Modern JVMs perform many so-called ‘adaptive’ optimizations based on current workload. This means that performance test data for short tests (1 hr or less) tend to be unreliable as predictors for long-term application behavior.
The solution consists of longer duration tests (>8 hours), as well as discarding the first hour of test results. Using 95th percentile numbers rather than Arithmetic Means is also a good practice. The Arithmetic Mean (average) does not give us an idea of what the majority of users are experiencing. It is also influenced by the presence of very large and very small results (outliers). Shared services are advised to use 99th percentile numbers (Amazon is reported to do this internally for its Dynamo infrastructure).

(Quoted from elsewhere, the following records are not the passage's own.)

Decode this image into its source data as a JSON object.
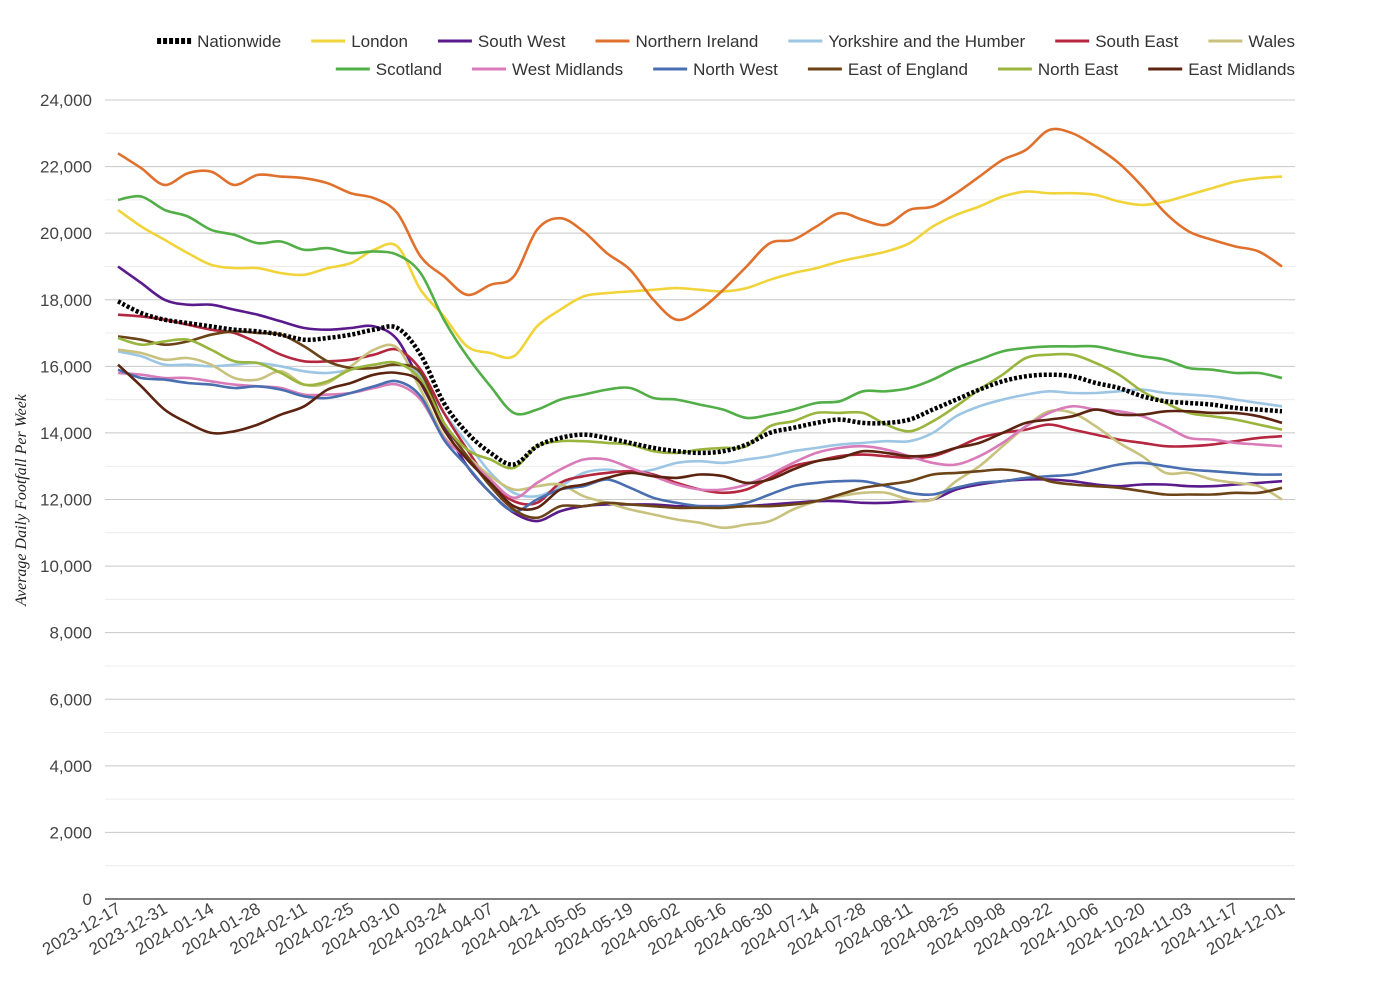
{
  "chart_data": {
    "type": "line",
    "ylabel": "Average Daily Footfall Per Week",
    "ylim": [
      0,
      24000
    ],
    "yticks": [
      0,
      2000,
      4000,
      6000,
      8000,
      10000,
      12000,
      14000,
      16000,
      18000,
      20000,
      22000,
      24000
    ],
    "ytick_labels": [
      "0",
      "2,000",
      "4,000",
      "6,000",
      "8,000",
      "10,000",
      "12,000",
      "14,000",
      "16,000",
      "18,000",
      "20,000",
      "22,000",
      "24,000"
    ],
    "grid": true,
    "legend_position": "top",
    "x": [
      "2023-12-17",
      "2023-12-24",
      "2023-12-31",
      "2024-01-07",
      "2024-01-14",
      "2024-01-21",
      "2024-01-28",
      "2024-02-04",
      "2024-02-11",
      "2024-02-18",
      "2024-02-25",
      "2024-03-03",
      "2024-03-10",
      "2024-03-17",
      "2024-03-24",
      "2024-03-31",
      "2024-04-07",
      "2024-04-14",
      "2024-04-21",
      "2024-04-28",
      "2024-05-05",
      "2024-05-12",
      "2024-05-19",
      "2024-05-26",
      "2024-06-02",
      "2024-06-09",
      "2024-06-16",
      "2024-06-23",
      "2024-06-30",
      "2024-07-07",
      "2024-07-14",
      "2024-07-21",
      "2024-07-28",
      "2024-08-04",
      "2024-08-11",
      "2024-08-18",
      "2024-08-25",
      "2024-09-01",
      "2024-09-08",
      "2024-09-15",
      "2024-09-22",
      "2024-09-29",
      "2024-10-06",
      "2024-10-13",
      "2024-10-20",
      "2024-10-27",
      "2024-11-03",
      "2024-11-10",
      "2024-11-17",
      "2024-11-24",
      "2024-12-01"
    ],
    "xtick_labels": [
      "2023-12-17",
      "2023-12-31",
      "2024-01-14",
      "2024-01-28",
      "2024-02-11",
      "2024-02-25",
      "2024-03-10",
      "2024-03-24",
      "2024-04-07",
      "2024-04-21",
      "2024-05-05",
      "2024-05-19",
      "2024-06-02",
      "2024-06-16",
      "2024-06-30",
      "2024-07-14",
      "2024-07-28",
      "2024-08-11",
      "2024-08-25",
      "2024-09-08",
      "2024-09-22",
      "2024-10-06",
      "2024-10-20",
      "2024-11-03",
      "2024-11-17",
      "2024-12-01"
    ],
    "series": [
      {
        "name": "Nationwide",
        "color": "#000000",
        "dashed": true,
        "values": [
          17950,
          17600,
          17400,
          17300,
          17200,
          17100,
          17050,
          16950,
          16800,
          16850,
          16950,
          17100,
          17150,
          16350,
          14900,
          14000,
          13400,
          13050,
          13600,
          13850,
          13950,
          13850,
          13700,
          13550,
          13450,
          13400,
          13450,
          13650,
          14000,
          14150,
          14300,
          14400,
          14300,
          14300,
          14400,
          14700,
          15000,
          15300,
          15550,
          15700,
          15750,
          15700,
          15500,
          15350,
          15100,
          14950,
          14900,
          14850,
          14750,
          14700,
          14650
        ]
      },
      {
        "name": "London",
        "color": "#f0d43a",
        "values": [
          20700,
          20200,
          19800,
          19400,
          19050,
          18950,
          18950,
          18800,
          18750,
          18950,
          19100,
          19500,
          19600,
          18300,
          17500,
          16600,
          16400,
          16300,
          17200,
          17700,
          18100,
          18200,
          18250,
          18300,
          18350,
          18300,
          18250,
          18350,
          18600,
          18800,
          18950,
          19150,
          19300,
          19450,
          19700,
          20200,
          20550,
          20800,
          21100,
          21250,
          21200,
          21200,
          21150,
          20950,
          20850,
          20950,
          21150,
          21350,
          21550,
          21650,
          21700
        ]
      },
      {
        "name": "South West",
        "color": "#5a1a8c",
        "values": [
          19000,
          18500,
          18000,
          17850,
          17850,
          17700,
          17550,
          17350,
          17150,
          17100,
          17150,
          17200,
          16800,
          15500,
          14200,
          13000,
          12200,
          11600,
          11350,
          11650,
          11800,
          11850,
          11850,
          11850,
          11800,
          11800,
          11800,
          11800,
          11850,
          11900,
          11950,
          11950,
          11900,
          11900,
          11950,
          12000,
          12300,
          12450,
          12550,
          12600,
          12600,
          12550,
          12450,
          12400,
          12450,
          12450,
          12400,
          12400,
          12450,
          12500,
          12550
        ]
      },
      {
        "name": "Northern Ireland",
        "color": "#e0712d",
        "values": [
          22400,
          21950,
          21450,
          21800,
          21850,
          21450,
          21750,
          21700,
          21650,
          21500,
          21200,
          21050,
          20600,
          19300,
          18700,
          18150,
          18450,
          18700,
          20100,
          20450,
          20050,
          19400,
          18900,
          18000,
          17400,
          17700,
          18300,
          19000,
          19700,
          19800,
          20200,
          20600,
          20400,
          20250,
          20700,
          20800,
          21200,
          21700,
          22200,
          22500,
          23100,
          23000,
          22600,
          22100,
          21400,
          20600,
          20050,
          19800,
          19600,
          19450,
          19000
        ]
      },
      {
        "name": "Yorkshire and the Humber",
        "color": "#9cc6e4",
        "values": [
          16450,
          16300,
          16050,
          16050,
          16000,
          16050,
          16100,
          16000,
          15850,
          15800,
          15900,
          16050,
          16100,
          15700,
          14600,
          13700,
          12800,
          12200,
          12100,
          12400,
          12800,
          12900,
          12800,
          12900,
          13100,
          13150,
          13100,
          13200,
          13300,
          13450,
          13550,
          13650,
          13700,
          13750,
          13750,
          14000,
          14500,
          14800,
          15000,
          15150,
          15250,
          15200,
          15200,
          15250,
          15300,
          15200,
          15150,
          15100,
          15000,
          14900,
          14800
        ]
      },
      {
        "name": "South East",
        "color": "#b5273f",
        "values": [
          17550,
          17500,
          17400,
          17250,
          17100,
          17000,
          16700,
          16350,
          16150,
          16150,
          16200,
          16350,
          16500,
          15900,
          14600,
          13500,
          12500,
          11950,
          11900,
          12500,
          12700,
          12800,
          12850,
          12750,
          12500,
          12300,
          12200,
          12300,
          12650,
          13000,
          13150,
          13300,
          13350,
          13300,
          13250,
          13300,
          13550,
          13850,
          14000,
          14100,
          14250,
          14100,
          13950,
          13800,
          13700,
          13600,
          13600,
          13650,
          13750,
          13850,
          13900
        ]
      },
      {
        "name": "Wales",
        "color": "#c9c27e",
        "values": [
          16500,
          16400,
          16200,
          16250,
          16050,
          15650,
          15600,
          15850,
          15450,
          15500,
          16000,
          16500,
          16550,
          15300,
          13900,
          13300,
          12700,
          12300,
          12400,
          12450,
          12100,
          11900,
          11700,
          11550,
          11400,
          11300,
          11150,
          11250,
          11350,
          11700,
          11950,
          12100,
          12200,
          12200,
          12000,
          12000,
          12550,
          13000,
          13600,
          14200,
          14650,
          14600,
          14200,
          13700,
          13300,
          12800,
          12800,
          12600,
          12500,
          12400,
          12000
        ]
      },
      {
        "name": "Scotland",
        "color": "#52ae47",
        "values": [
          21000,
          21100,
          20700,
          20500,
          20100,
          19950,
          19700,
          19750,
          19500,
          19550,
          19400,
          19450,
          19350,
          18800,
          17400,
          16300,
          15400,
          14600,
          14700,
          15000,
          15150,
          15300,
          15350,
          15050,
          15000,
          14850,
          14700,
          14450,
          14550,
          14700,
          14900,
          14950,
          15250,
          15250,
          15350,
          15600,
          15950,
          16200,
          16450,
          16550,
          16600,
          16600,
          16600,
          16450,
          16300,
          16200,
          15950,
          15900,
          15800,
          15800,
          15650
        ]
      },
      {
        "name": "West Midlands",
        "color": "#d87bb8",
        "values": [
          15800,
          15750,
          15650,
          15650,
          15550,
          15450,
          15400,
          15350,
          15150,
          15150,
          15200,
          15350,
          15450,
          15000,
          13850,
          13250,
          12600,
          12050,
          12500,
          12900,
          13200,
          13200,
          12950,
          12700,
          12450,
          12300,
          12300,
          12450,
          12750,
          13100,
          13400,
          13550,
          13600,
          13500,
          13300,
          13100,
          13050,
          13300,
          13700,
          14200,
          14600,
          14800,
          14700,
          14650,
          14500,
          14200,
          13850,
          13800,
          13700,
          13650,
          13600
        ]
      },
      {
        "name": "North West",
        "color": "#4a6fb0",
        "values": [
          15900,
          15650,
          15600,
          15500,
          15450,
          15350,
          15400,
          15300,
          15100,
          15050,
          15200,
          15400,
          15550,
          15100,
          13800,
          13000,
          12200,
          11650,
          12000,
          12300,
          12400,
          12600,
          12350,
          12050,
          11900,
          11800,
          11800,
          11900,
          12150,
          12400,
          12500,
          12550,
          12550,
          12400,
          12200,
          12150,
          12350,
          12500,
          12550,
          12650,
          12700,
          12750,
          12900,
          13050,
          13100,
          13000,
          12900,
          12850,
          12800,
          12750,
          12750
        ]
      },
      {
        "name": "East of England",
        "color": "#6b4316",
        "values": [
          16900,
          16800,
          16650,
          16750,
          16950,
          17050,
          17000,
          16950,
          16600,
          16150,
          15950,
          15950,
          16050,
          15800,
          14300,
          13300,
          12400,
          11700,
          11450,
          11800,
          11800,
          11900,
          11850,
          11800,
          11750,
          11750,
          11750,
          11800,
          11800,
          11850,
          11950,
          12150,
          12350,
          12450,
          12550,
          12750,
          12800,
          12850,
          12900,
          12800,
          12550,
          12450,
          12400,
          12350,
          12250,
          12150,
          12150,
          12150,
          12200,
          12200,
          12350
        ]
      },
      {
        "name": "North East",
        "color": "#9ab53d",
        "values": [
          16850,
          16650,
          16750,
          16800,
          16500,
          16150,
          16100,
          15800,
          15450,
          15550,
          15900,
          16050,
          16100,
          15600,
          14300,
          13500,
          13200,
          12950,
          13600,
          13750,
          13750,
          13700,
          13650,
          13450,
          13400,
          13500,
          13550,
          13600,
          14200,
          14350,
          14600,
          14600,
          14600,
          14250,
          14050,
          14350,
          14800,
          15300,
          15750,
          16250,
          16350,
          16350,
          16100,
          15750,
          15250,
          14900,
          14600,
          14500,
          14400,
          14250,
          14100
        ]
      },
      {
        "name": "East Midlands",
        "color": "#5c2410",
        "values": [
          16050,
          15400,
          14700,
          14300,
          14000,
          14050,
          14250,
          14550,
          14800,
          15300,
          15500,
          15750,
          15800,
          15500,
          14100,
          13200,
          12500,
          11800,
          11750,
          12300,
          12450,
          12650,
          12800,
          12700,
          12650,
          12750,
          12700,
          12500,
          12600,
          12900,
          13150,
          13250,
          13450,
          13400,
          13300,
          13350,
          13550,
          13700,
          14000,
          14300,
          14400,
          14500,
          14700,
          14550,
          14550,
          14650,
          14650,
          14600,
          14600,
          14500,
          14300
        ]
      }
    ]
  }
}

Below is the scatter plot of elapsed times for the eTech LiveCycle/ADEP Benchmark short-lived orchestration for the first hour of a 12-hour test with 10 concurrent users. You can see clearly that about 20 minutes into the test, observations stabilized around 1.5 seconds. They then crept up towards 2 seconds and tended to stabilize there. This behavior is explained by the fact that the 10 concurrent users were ramping up at the rate of 1 additional concurrent user every 5 minutes. At the 50-minute mark, all concurrent users were operating.
This is a 64-bit Oracle HotSpot 1.6.0_26 JVM. We know that IBM’s J9 JVM exhibits similar behavior also.